Julia Wieniawa poprawiła urodę?! "Co się stało z jej twarzą?"
Julia Wieniawa opublikowała ostatnio zdjęcie, które wzbudziło spore kontrowersje. Internauci zaczęli dopytywać, co się stało z twarzą pięknej aktorki. Ich zdaniem nie wygląda naturalnie. Gwiazda postanowiła zareagować na komentarze.

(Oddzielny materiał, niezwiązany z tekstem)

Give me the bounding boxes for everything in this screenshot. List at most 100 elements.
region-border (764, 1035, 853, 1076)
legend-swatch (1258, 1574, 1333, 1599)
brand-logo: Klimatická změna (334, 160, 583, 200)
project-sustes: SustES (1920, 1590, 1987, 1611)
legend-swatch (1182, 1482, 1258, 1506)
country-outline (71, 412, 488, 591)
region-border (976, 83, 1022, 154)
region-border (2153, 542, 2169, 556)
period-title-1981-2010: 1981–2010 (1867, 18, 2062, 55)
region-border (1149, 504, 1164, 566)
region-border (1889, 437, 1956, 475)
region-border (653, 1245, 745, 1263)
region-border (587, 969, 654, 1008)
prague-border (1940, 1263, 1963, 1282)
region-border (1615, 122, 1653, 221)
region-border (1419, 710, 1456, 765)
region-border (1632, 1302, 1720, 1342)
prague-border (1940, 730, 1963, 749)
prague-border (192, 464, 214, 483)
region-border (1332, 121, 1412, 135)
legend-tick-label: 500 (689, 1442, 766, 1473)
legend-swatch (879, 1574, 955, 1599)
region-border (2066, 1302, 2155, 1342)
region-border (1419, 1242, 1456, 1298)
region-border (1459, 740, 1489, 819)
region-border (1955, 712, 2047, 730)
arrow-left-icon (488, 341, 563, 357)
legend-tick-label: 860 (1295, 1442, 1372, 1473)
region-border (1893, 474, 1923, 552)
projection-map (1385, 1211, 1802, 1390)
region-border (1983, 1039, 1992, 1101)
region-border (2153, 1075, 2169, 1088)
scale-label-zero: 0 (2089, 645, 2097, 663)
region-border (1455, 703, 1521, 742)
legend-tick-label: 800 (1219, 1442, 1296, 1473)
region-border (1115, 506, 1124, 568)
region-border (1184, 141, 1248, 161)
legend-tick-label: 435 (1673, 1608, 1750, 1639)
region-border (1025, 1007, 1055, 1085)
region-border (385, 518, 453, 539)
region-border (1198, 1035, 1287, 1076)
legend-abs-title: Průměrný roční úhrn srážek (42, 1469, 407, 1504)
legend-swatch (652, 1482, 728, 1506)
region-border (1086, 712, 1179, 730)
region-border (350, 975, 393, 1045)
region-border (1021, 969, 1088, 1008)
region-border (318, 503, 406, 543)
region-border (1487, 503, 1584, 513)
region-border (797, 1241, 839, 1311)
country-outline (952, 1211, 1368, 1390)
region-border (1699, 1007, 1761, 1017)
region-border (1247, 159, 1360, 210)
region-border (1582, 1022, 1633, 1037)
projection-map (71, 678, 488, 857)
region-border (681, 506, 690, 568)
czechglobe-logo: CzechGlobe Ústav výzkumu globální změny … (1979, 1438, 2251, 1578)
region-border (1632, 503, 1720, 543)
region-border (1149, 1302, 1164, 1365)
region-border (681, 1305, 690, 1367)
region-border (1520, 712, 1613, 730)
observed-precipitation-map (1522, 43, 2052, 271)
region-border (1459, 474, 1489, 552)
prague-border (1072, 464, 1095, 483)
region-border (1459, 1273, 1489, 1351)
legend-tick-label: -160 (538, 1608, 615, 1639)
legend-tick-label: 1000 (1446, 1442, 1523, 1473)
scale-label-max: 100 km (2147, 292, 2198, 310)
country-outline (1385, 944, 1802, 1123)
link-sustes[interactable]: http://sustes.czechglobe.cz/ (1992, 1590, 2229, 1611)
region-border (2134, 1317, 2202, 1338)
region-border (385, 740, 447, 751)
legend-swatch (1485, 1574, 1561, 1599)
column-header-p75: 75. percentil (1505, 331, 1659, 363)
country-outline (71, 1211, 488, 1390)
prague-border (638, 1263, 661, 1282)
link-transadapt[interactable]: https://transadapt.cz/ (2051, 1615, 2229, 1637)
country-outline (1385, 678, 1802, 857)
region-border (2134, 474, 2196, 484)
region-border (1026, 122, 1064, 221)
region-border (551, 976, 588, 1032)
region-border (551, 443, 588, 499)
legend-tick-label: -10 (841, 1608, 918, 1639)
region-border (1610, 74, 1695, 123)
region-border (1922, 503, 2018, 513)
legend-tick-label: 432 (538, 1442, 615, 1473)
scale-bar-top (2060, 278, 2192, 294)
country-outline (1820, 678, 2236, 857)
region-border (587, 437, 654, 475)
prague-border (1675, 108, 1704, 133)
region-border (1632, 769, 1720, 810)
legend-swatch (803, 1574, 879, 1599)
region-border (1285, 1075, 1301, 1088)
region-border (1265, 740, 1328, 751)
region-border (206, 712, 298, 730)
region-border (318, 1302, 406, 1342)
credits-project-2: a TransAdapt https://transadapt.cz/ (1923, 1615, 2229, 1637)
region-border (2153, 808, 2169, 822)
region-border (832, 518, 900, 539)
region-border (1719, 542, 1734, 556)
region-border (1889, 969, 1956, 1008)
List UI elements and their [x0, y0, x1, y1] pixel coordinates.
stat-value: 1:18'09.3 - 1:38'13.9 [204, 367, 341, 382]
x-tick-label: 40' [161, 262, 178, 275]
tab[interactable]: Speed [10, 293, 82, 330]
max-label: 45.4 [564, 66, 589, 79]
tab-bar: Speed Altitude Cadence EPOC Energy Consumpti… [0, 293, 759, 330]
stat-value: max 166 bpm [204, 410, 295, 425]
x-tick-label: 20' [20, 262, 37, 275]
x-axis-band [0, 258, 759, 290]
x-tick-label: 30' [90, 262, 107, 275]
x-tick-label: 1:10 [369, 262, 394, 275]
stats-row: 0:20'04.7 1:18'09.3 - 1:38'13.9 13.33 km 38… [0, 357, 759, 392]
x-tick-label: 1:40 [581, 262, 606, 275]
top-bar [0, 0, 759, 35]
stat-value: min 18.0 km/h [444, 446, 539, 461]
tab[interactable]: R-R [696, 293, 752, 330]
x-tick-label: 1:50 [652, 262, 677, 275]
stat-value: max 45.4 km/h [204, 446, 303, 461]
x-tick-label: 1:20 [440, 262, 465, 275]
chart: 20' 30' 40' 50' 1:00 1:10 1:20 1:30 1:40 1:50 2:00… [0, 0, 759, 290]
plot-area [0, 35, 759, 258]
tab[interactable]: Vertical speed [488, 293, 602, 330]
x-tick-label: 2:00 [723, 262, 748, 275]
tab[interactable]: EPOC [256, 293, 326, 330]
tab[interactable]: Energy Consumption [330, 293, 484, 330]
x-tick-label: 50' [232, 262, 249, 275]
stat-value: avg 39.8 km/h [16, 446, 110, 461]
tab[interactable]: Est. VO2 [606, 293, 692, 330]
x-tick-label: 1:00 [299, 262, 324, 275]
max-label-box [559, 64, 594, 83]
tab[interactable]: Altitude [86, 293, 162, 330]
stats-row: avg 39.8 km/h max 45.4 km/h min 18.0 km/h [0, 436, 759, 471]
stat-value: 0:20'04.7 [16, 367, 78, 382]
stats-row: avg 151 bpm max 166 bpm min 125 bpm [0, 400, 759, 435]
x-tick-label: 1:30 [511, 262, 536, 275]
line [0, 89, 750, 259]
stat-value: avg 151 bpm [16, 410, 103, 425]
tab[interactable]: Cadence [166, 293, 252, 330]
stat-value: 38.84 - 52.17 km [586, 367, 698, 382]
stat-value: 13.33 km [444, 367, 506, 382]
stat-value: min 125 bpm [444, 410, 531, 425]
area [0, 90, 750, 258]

Julia Wieniawa jest właścicielką jednego z najgorętszych obecnie nazwisk w polskim show-biznesie. Choć ma dopiero 22 lata, zdążyła już zrobić oszałamiającą karierę i wcale nie zamierza zwalniać tempa. Nie tylko wciąż występuje w kolejnych produkcjach filmowych i tworzy nową muzykę, ale też buduje prawdziwe biznesowe imperium. W ubiegłym roku wystartowała z dwiema własnymi markami: makijażową Jusee i odzieżową Lemiss. Wieniawa o wszelkich swoich nowych przedsięwzięciach na bieżąco informuje fanów za pośrednictwem profili w mediach społecznościowych. Tylko na Instagramie obserwują ją ponad 2 miliony osób.
Poruszenie pod nowym zdjęciem WieniawyJulia Wieniawa regularnie publikuje w sieci nowe zdjęcia i wpisy. 22-latka na Instagramie dzieli się nie tylko kadrami związanymi ze swoimi zawodowymi projektami. Często publikuje też bardziej prywatne zdjęcia. Ostatnio postanowiła pochwalić się fanom uroczą fotografią, na której z szerokim uśmiechem na twarzy pozuje z przepięknym bukietem.
"Lubię kwiatki" - przyznała w opisie.
Publikując wspomniane zdjęcie, aktorka raczej nie spodziewała się, że może wywołać ono tak ożywioną reakcję. Fani talentu i urody Wieniawy nie zawiedli i jak zwykle zasypali ją istną lawiną komplementów.
"Piękna! Naturalna, urocza z klasą! Cała Julia"
"Ale szczery uśmiech! Cudo - to tylko niektóre z nich."
Znaleźli się jednak i tacy, którzy okazali się mieć skrajnie inne odczucia. Część komentujących z podejrzliwością zaczęła przyglądać się twarzy 22-latki. Zdaniem niektórych na najnowszym zdjęciu wygląda ona inaczej niż zwykle. Pojawiły się nawet dość niewybredne pytania o poprawianie urody.
"Co tu się stało z buzią?"
"Nienaturalna twarz... Za dużo botoxu?"
"Mnie zastanawia, co się stało z twarzą? Jakaś nienaturalna - pojawiły się komentarze."
Do ostatniej z zacytowanych wypowiedzi Julia postanowiła odnieść się osobiście. Nie zamierzała wdawać się w zbędne dyskusje, ale podeszła do sprawy z dystansem.
"Nie wiem, taką mam" - napisała, dodając rozbawioną emotikonę.
Pytania, jakie pojawiły się pod najnowszym zdjęciem Julii Wieniawy, wydają się bezzasadne w kontekście tego, jakie stanowisko w kwestii ingerowania w naturę prezentowała dotąd aktorka. Choć zdarzało się, że internauci wytykali jej "niedoskonałości", a niektórzy wręcz wysyłali do chirurga plastycznego, 22-latka nie zamierza ulegać presji. Gdy jakiś czas temu "fanka" poradziła jej, że powinna poddać się korekcie nosa, spotkało się to z bardzo stanowczą reakcją aktorki.
"Kocham mój garbaty nosek. Wstawiłam to, bo po prostu aż nie dowierzałam, jak ludzie czasem mają mało w głowie. Pozdrawiam wszystkich, którzy mają lub mieli jakiekolwiek kompleksy. Pokochajcie swoje "niedoskonałości" i zamieńcie je w atut. Bycie sobą jest sexy!" - podkreślała wtedy Wieniawa.